Rome school district Superintendent Jeffrey P. Simons received an overall rating of “proficient” in the Board of Education’s evaluation for the 2014-15 school year that concluded June 30, the district said today.
Meanwhile, the district said the board and Simons “also wish to clarify any previous comment regarding the status of...Simons’ future employment as follows: Current considerations and discussions between the board and Mr. Simons regarding a contract extension are separate and unrelated to his performance as superintendent of schools.”
Simons and the board felt the clarification should be offered because “there may have been some confusion with the readers of an earlier published account involving an interview with a member of the board that touched on not only the completed evaluation but also the status of discussions or plans for continuing employment of Mr.

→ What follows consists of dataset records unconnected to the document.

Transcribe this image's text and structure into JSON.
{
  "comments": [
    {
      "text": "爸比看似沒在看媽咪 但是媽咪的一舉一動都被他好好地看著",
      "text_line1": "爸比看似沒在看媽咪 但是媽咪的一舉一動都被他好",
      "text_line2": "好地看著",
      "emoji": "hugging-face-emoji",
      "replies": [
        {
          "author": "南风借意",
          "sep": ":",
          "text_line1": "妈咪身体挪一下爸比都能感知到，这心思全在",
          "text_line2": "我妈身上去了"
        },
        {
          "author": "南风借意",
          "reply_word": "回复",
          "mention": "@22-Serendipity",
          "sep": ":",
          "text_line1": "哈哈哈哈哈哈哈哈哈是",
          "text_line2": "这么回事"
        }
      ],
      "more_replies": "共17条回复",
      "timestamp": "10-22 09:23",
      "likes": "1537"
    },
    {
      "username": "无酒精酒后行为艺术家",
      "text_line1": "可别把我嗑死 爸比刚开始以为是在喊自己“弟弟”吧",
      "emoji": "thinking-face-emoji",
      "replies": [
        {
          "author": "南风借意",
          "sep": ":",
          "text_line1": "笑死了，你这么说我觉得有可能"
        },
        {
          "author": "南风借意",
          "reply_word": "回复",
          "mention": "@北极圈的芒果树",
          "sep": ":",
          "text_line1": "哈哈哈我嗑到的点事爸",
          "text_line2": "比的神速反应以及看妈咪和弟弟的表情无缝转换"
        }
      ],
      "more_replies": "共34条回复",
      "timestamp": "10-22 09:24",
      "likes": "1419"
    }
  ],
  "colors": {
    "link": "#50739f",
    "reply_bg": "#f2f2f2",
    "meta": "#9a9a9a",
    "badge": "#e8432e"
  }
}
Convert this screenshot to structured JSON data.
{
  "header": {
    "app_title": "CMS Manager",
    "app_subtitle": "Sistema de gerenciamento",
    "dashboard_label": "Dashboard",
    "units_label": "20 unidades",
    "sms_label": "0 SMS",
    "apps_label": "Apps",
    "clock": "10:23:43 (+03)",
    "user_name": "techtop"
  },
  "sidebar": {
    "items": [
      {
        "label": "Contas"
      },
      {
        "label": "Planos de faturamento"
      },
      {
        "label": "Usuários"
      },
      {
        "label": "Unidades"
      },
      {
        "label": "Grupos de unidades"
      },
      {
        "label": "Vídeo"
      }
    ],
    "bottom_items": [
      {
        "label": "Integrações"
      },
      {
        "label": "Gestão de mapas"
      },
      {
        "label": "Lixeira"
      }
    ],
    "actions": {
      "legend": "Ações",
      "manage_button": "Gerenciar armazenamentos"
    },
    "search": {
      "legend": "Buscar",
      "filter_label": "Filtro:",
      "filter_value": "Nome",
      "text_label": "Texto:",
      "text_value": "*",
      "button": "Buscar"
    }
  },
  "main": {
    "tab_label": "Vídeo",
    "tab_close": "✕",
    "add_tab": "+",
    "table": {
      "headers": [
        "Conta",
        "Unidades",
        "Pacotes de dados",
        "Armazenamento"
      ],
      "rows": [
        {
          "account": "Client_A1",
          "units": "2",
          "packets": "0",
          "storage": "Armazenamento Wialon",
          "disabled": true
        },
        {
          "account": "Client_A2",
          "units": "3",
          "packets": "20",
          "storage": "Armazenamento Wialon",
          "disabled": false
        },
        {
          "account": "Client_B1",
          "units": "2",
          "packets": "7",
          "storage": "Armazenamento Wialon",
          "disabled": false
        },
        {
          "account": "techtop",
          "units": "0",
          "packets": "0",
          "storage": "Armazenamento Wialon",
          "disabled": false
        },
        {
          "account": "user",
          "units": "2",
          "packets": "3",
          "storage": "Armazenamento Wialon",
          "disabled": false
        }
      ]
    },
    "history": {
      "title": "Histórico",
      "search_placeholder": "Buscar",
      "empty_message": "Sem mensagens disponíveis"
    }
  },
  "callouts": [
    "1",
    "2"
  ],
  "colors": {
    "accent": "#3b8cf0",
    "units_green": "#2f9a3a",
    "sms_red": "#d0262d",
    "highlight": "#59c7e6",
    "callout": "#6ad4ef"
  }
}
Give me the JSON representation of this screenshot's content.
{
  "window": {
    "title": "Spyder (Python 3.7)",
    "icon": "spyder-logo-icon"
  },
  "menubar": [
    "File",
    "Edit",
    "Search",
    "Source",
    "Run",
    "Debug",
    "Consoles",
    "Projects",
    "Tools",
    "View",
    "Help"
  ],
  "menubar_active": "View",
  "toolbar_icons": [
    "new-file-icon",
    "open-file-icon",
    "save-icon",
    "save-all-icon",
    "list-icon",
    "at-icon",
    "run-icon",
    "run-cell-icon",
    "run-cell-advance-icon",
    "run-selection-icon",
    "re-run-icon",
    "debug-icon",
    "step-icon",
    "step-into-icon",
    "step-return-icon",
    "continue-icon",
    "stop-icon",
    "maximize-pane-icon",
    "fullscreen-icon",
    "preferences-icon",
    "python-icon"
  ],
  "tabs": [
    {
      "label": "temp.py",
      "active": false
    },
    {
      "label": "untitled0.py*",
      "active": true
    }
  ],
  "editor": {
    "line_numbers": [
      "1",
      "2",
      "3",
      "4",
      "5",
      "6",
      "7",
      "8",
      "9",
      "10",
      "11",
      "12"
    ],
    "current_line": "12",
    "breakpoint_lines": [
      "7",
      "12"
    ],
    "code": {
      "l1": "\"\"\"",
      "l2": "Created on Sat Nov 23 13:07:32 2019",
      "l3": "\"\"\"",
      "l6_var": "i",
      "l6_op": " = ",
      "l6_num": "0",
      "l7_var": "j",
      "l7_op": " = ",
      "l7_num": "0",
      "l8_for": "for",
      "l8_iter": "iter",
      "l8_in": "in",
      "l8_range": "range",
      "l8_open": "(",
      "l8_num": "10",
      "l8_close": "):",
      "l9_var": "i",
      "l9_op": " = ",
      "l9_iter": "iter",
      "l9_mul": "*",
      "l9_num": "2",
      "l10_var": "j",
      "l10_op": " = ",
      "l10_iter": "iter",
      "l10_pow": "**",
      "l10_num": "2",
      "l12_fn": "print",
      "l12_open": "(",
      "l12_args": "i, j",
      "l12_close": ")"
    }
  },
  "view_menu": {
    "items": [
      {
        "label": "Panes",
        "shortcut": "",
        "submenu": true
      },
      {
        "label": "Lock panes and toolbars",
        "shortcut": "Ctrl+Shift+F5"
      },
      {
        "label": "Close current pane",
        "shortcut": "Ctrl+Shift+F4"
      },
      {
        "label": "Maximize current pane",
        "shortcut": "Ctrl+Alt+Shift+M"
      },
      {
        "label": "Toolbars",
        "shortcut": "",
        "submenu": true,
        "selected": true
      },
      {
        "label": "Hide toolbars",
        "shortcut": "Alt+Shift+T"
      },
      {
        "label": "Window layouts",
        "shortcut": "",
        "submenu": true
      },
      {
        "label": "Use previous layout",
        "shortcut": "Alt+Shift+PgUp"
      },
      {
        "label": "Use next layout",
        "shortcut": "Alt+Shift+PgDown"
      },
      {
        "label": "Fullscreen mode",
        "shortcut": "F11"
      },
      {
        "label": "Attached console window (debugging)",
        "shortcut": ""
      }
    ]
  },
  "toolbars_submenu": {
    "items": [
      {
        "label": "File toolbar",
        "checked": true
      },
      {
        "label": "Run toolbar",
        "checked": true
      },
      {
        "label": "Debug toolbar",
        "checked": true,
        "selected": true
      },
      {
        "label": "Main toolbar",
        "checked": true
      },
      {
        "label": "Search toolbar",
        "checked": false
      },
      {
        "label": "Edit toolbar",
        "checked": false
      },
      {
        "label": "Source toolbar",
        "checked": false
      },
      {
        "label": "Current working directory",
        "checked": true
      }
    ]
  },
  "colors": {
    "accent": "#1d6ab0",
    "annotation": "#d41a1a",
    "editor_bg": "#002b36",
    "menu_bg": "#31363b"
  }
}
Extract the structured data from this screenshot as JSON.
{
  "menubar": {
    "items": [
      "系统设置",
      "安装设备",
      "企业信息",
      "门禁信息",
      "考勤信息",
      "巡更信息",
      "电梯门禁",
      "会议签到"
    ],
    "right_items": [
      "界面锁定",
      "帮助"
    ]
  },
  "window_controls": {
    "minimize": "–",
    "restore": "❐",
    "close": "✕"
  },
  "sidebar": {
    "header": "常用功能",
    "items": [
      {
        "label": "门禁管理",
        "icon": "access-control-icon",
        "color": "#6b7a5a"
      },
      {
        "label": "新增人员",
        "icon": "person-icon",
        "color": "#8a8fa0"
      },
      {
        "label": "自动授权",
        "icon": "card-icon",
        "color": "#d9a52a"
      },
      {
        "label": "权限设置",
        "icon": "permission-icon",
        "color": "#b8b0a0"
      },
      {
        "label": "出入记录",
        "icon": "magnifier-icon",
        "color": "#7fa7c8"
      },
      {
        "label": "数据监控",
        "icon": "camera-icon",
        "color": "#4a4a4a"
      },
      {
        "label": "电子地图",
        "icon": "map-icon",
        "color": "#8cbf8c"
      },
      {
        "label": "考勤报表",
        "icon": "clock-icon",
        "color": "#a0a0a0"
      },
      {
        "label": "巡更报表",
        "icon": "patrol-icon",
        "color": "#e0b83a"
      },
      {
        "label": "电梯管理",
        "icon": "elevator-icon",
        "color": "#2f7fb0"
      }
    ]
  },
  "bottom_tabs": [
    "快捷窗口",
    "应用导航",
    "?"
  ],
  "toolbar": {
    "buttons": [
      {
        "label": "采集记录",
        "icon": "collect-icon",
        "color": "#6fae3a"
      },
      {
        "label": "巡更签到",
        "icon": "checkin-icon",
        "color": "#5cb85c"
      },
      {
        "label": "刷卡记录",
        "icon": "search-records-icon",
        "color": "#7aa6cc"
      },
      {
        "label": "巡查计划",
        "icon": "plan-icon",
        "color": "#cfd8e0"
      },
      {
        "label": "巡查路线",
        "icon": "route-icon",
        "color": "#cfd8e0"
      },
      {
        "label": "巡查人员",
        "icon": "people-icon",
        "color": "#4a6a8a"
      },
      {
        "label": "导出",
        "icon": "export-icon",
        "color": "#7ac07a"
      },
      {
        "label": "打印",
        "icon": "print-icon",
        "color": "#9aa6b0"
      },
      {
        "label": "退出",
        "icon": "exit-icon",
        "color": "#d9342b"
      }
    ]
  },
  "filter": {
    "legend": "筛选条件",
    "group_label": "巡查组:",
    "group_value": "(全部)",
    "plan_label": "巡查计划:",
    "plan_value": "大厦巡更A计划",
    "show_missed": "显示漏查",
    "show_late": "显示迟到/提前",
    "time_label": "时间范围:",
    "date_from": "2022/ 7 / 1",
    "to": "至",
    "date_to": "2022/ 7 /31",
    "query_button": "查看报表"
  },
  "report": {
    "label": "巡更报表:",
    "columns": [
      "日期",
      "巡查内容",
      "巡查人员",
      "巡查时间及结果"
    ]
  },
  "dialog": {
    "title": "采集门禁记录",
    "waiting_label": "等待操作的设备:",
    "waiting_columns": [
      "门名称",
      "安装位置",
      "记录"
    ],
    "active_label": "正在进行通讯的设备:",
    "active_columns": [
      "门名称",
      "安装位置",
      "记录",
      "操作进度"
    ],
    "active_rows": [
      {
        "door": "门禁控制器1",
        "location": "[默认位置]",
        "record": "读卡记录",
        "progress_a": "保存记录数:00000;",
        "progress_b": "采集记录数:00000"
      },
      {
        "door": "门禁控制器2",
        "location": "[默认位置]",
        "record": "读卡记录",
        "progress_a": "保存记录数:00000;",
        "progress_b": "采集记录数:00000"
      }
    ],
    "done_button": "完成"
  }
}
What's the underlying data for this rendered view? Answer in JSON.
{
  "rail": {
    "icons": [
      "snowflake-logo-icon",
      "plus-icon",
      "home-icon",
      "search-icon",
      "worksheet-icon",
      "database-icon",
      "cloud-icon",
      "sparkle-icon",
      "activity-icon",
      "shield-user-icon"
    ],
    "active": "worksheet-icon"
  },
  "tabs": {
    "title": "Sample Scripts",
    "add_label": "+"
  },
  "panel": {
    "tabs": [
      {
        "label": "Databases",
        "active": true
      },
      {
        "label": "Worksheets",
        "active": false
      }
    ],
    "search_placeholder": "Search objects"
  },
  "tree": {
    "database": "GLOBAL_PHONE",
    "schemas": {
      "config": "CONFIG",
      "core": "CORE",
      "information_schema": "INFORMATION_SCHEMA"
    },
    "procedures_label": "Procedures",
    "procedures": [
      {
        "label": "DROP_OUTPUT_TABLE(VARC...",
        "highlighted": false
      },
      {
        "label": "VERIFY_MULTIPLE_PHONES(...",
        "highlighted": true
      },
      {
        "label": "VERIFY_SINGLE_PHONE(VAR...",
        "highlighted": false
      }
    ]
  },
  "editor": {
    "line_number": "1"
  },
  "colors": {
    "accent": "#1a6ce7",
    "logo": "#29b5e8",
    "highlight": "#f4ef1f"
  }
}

Simons beyond the expiration of his contract,” the district said.
His contract expires July 31, 2016.
The district’s statements were provided in a letter by Records Access Officer Robert B. Mezza Jr.
He also is the school district’s director of business and finance.
Mezza issued Simons’ evaluation results in response to a New York Freedom of Information Law request that was submitted by the Daily Sentinel on Nov. 10.
Withheld from the issued results was a portion that “included subjective analyses or opinions of individual board members concerning how well or poorly the standards or duties have been carried out or the goals have been achieved in accordance with the rubrics in the (evaluation form) instrument,” Mezza’s letter said.
In addition, the overall final rating document was “redacted in part to eliminate other partial ratings that are taken into consideration in arriving at the final score (proficient),” he said.
Simons received the rating from the board “using a new evaluation system which was adopted this year,” Mezza said.
“Because a different evaluation system is being used, a comparison cannot be accurately made to the previous years’ evaluation ratings,” Mezza adds.
The board previously had agreed to use a new evaluation system from the McREL corporation that both Simons and board members have said would be more comprehensive.
Among other rating categories that were included in the current evaluation forms besides “proficient” were “developing,” “accomplished,” and “distinguished.”
The district’s response did not specify how Simons’ “proficient” rating was ranked in relation to being higher or lower than the other categories.
Using the prior system, Simons’ performance in the previous 2013-14 school year had “exceeded expectations,” according to evaluation results.
Simons became superintendent in August 2007. Under his current contract which expires July 31 next year, his salary was to increase to $164,616 by the 2015-16 year.
The board in September 2011 had voted to extend the contract, which at that time was due to expire July 31, 2013.
Board President Louis Daniello said on Nov. 5 that Simons’ contract remained “a matter of discussion.”
When asked whether he anticipated it would be renewed, he had said “I don’t know which way the board wants to go overall...or Jeff wants to go on it.” Simons on Nov. 4 would not comment when asked about his contract status.
Daniello separately had said on Nov. 4 that Simons’ evaluation was completed over the summer, and that the information would be provided with guidance from the school district’s legal firm; it included “some things that are confidential,” he had said.
The portion of Simons’ evaluation results that was withheld from public release was based on a state law exemption stating that “public agencies...may withheld records which if released would constitute an unwarranted invasion of personal privacy,” Mezza’s letter said.
In addition, “evaluation materials containing opinion regarding performance may also be withheld from disclosure, as such information is not fact nor would it constitute a final agency determination” under the law, his letter said.